Here’s the dirty part of the secret that nary a physical therapist, chiropractor or anyone else who makes a significant portion of their living from treating back pain patients (count me as one of them) will divulge: Virtually any treatment, be it any of the various forms of traction, heat, cold, ultrasound,
electrical stimulation, decompression, injections, medications, massage, manipulation, surgery (laser-surgery or any other kind), yoga, weight training, tai-chi, myofascial treatments, trigger point
therapy, core strengthening, stretching, spinal stabilization, pain management or any of the hundreds of pills, potions and lotions that are available over-the-counter---any and all of these treatments will almost assuredly make the patient better or “cure” them.
This puts a back care practitioner like myself in a great position; as long as I don’t do anything too
aggressive with a patient, as long as I don’t do anything to the patient that even temporarily or slightly increases their pain, I am assured of a success rate with my patients that will be well in excess of 90%. That’s a great success rate by anyone’s judgement. In fact, it gets even better for me; although the patient’s pain has, in reality, been relieved simply by the passage of time alone, most patients will give me and my treatments the credit for relieving their suffering. Not only is this gratifying for my ego, but it also enhances my bottom line. Here’s how: I have, by way of my treatments (any treatment) of the patient (treatments which were worthless but harmless), now set up a powerful Pavlovian response in the patient: The next time this patient experiences a bout of back pain, they will instantly remember what they believed to be the course of action which previously relived their pain, i.e. they need to come and see me…and ching, ching. I have now, in effect, created the most sought after commodity for any spinal clinic patient: The repeat customer. After all, it only makes sense; I’m in pain now, so my brain automatically recalls what it believes relieved my pain the last time around. Meld this powerful conditioned response to the current culturally reinforced belief concerning healthcare, namely that any time we are in pain, there should be someone else who will fix it for me. This provides the back-care specialist the perfect combination of conditioning and dependency to assure a continual flow of patients and dollars.

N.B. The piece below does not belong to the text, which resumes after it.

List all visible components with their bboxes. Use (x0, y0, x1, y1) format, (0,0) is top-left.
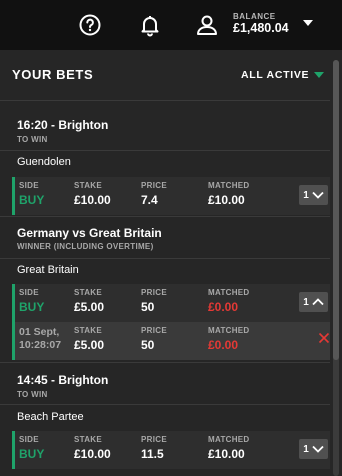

Oh, I know you’ve heard from many physical therapists that they strive, above all else, to educate the patient thus making the patient self-reliant, free from the need for a physical therapist, physician or chiropractor for the treatment of future painful episodes. But in reality, the overwhelming majority of clinics want patients to keep coming back over and over, ad infinitum. The last thing they want is self-reliant patients who have been effectively educated to the point where they are able to treat subsequent episodes of pain independently. What all too many healthcare practitioners really want is a long line of patients who have a strong sense of dependency on them and the “treatments” they provide. They want patients who are highly conditioned to seek them out each and every time their pain recurs.
Yes, there is a better way. I will address this in another post, as well as the ultimate question: If there is another way and it’s so effective, why isn’t everyone doing it?